During my junior high and senior school years, I was a very lost girl with no parental guidance and no faith. I found no satisfaction in life and did many things that were wrong. Then something happened that changed my life. When I was a junior in high school our family moved from LA to northern California where I met a young man in one of my classes. He was a member of the Church of Jesus Christ of Latter-day Saints and his father was a Bishop. I was invited to their home often during a time when my family life was most miserable. This young man’s family taught me the gospel. I was quite stubborn about admitting that what I was being taught was right. I went through 3 sets of missionaries before I was baptized. But I kept coming back because the one thing that I heard in the very beginning that I hung onto until my faith was strong enough to accept other concepts, was the idea that I had a Heavenly Father who loved me. I wanted that to be true so very much. The idea that I could have a loving Father in Heaven who was always there for me and who loved me so much that he would give up his own Son in sacrifice for me was an amazing idea. I wanted to believe it so much that I joined the church just before I turned 18yrs. Looking back I can see that I joined the church for reasons of security more than having a burning testimony of the truth of it. I was too emotionally unstable and self-centered to fully understand the implications of it being true. But, as I lived it day by day, I gained – little by little – a deep and abiding understanding of the truth.

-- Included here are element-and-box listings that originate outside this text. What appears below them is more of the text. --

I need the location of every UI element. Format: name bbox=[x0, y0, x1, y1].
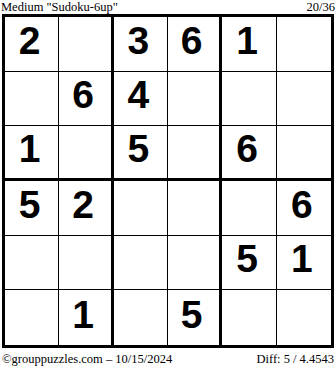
cell-r2c6[interactable] bbox=[277, 72, 331, 127]
cell-r1c5[interactable]: 1 bbox=[222, 17, 276, 72]
cell-r1c1[interactable]: 2 bbox=[5, 17, 59, 72]
cell-r2c1[interactable] bbox=[5, 72, 59, 127]
cell-r2c4[interactable] bbox=[168, 72, 222, 127]
cell-r1c6[interactable] bbox=[277, 17, 331, 72]
cell-r4c2[interactable]: 2 bbox=[59, 181, 113, 236]
cell-r3c3[interactable]: 5 bbox=[114, 126, 168, 181]
cell-r2c2[interactable]: 6 bbox=[59, 72, 113, 127]
cell-r1c2[interactable] bbox=[59, 17, 113, 72]
cell-r5c6[interactable]: 1 bbox=[277, 236, 331, 291]
cell-r4c4[interactable] bbox=[168, 181, 222, 236]
cell-r6c4[interactable]: 5 bbox=[168, 290, 222, 345]
cell-r4c3[interactable] bbox=[114, 181, 168, 236]
cell-r3c5[interactable]: 6 bbox=[222, 126, 276, 181]
cell-r6c6[interactable] bbox=[277, 290, 331, 345]
cell-r6c5[interactable] bbox=[222, 290, 276, 345]
header: Medium "Sudoku-6up" 20/36 bbox=[0, 0, 336, 14]
cell-r5c5[interactable]: 5 bbox=[222, 236, 276, 291]
cell-r2c3[interactable]: 4 bbox=[114, 72, 168, 127]
cell-r1c4[interactable]: 6 bbox=[168, 17, 222, 72]
sudoku-page: Medium "Sudoku-6up" 20/36 23616415652651… bbox=[0, 0, 336, 370]
cell-r1c3[interactable]: 3 bbox=[114, 17, 168, 72]
cell-r4c1[interactable]: 5 bbox=[5, 181, 59, 236]
cell-r5c4[interactable] bbox=[168, 236, 222, 291]
cell-r3c4[interactable] bbox=[168, 126, 222, 181]
puzzle-title: Medium "Sudoku-6up" bbox=[1, 1, 118, 14]
cell-r5c2[interactable] bbox=[59, 236, 113, 291]
difficulty-text: Diff: 5 / 4.4543 bbox=[256, 352, 334, 366]
cell-r2c5[interactable] bbox=[222, 72, 276, 127]
footer: ©grouppuzzles.com – 10/15/2024 Diff: 5 /… bbox=[0, 352, 336, 366]
cell-r3c6[interactable] bbox=[277, 126, 331, 181]
cell-r5c1[interactable] bbox=[5, 236, 59, 291]
cell-r3c2[interactable] bbox=[59, 126, 113, 181]
cell-r5c3[interactable] bbox=[114, 236, 168, 291]
cell-r6c2[interactable]: 1 bbox=[59, 290, 113, 345]
cell-r4c6[interactable]: 6 bbox=[277, 181, 331, 236]
sudoku-grid: 2361641565265115 bbox=[2, 14, 334, 348]
cell-r4c5[interactable] bbox=[222, 181, 276, 236]
cell-r3c1[interactable]: 1 bbox=[5, 126, 59, 181]
cell-r6c1[interactable] bbox=[5, 290, 59, 345]
copyright-text: ©grouppuzzles.com – 10/15/2024 bbox=[2, 352, 172, 366]
clue-counter: 20/36 bbox=[307, 1, 335, 14]
cell-r6c3[interactable] bbox=[114, 290, 168, 345]
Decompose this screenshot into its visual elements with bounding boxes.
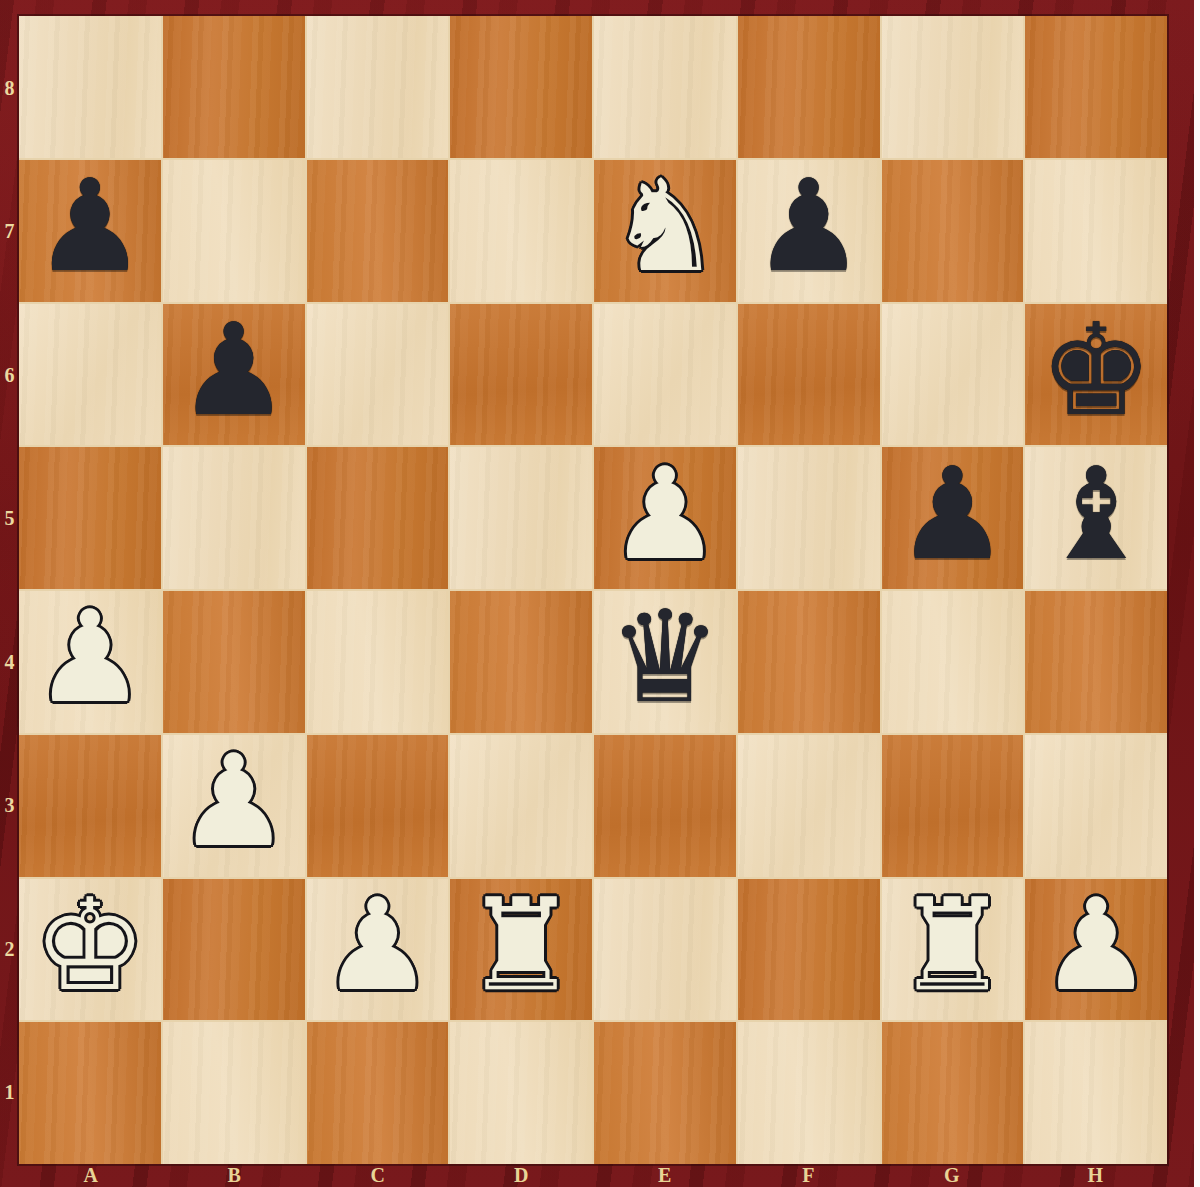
square-e4[interactable]: ♛: [594, 591, 736, 733]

I have been blessed with many wonderful spiritual experiences that have come at crucial times in my life but the real glue that holds my testimony together are thousands of small peaceful feelings, acts of service, thousands of hours of prayer and scripture study. Line upon line, precept upon precept. I am so grateful that I have been allowed to live long enough on this earth to come to this understanding in preparation for returning to that loving Heavenly Father who is waiting for me. It is part of me now and forever.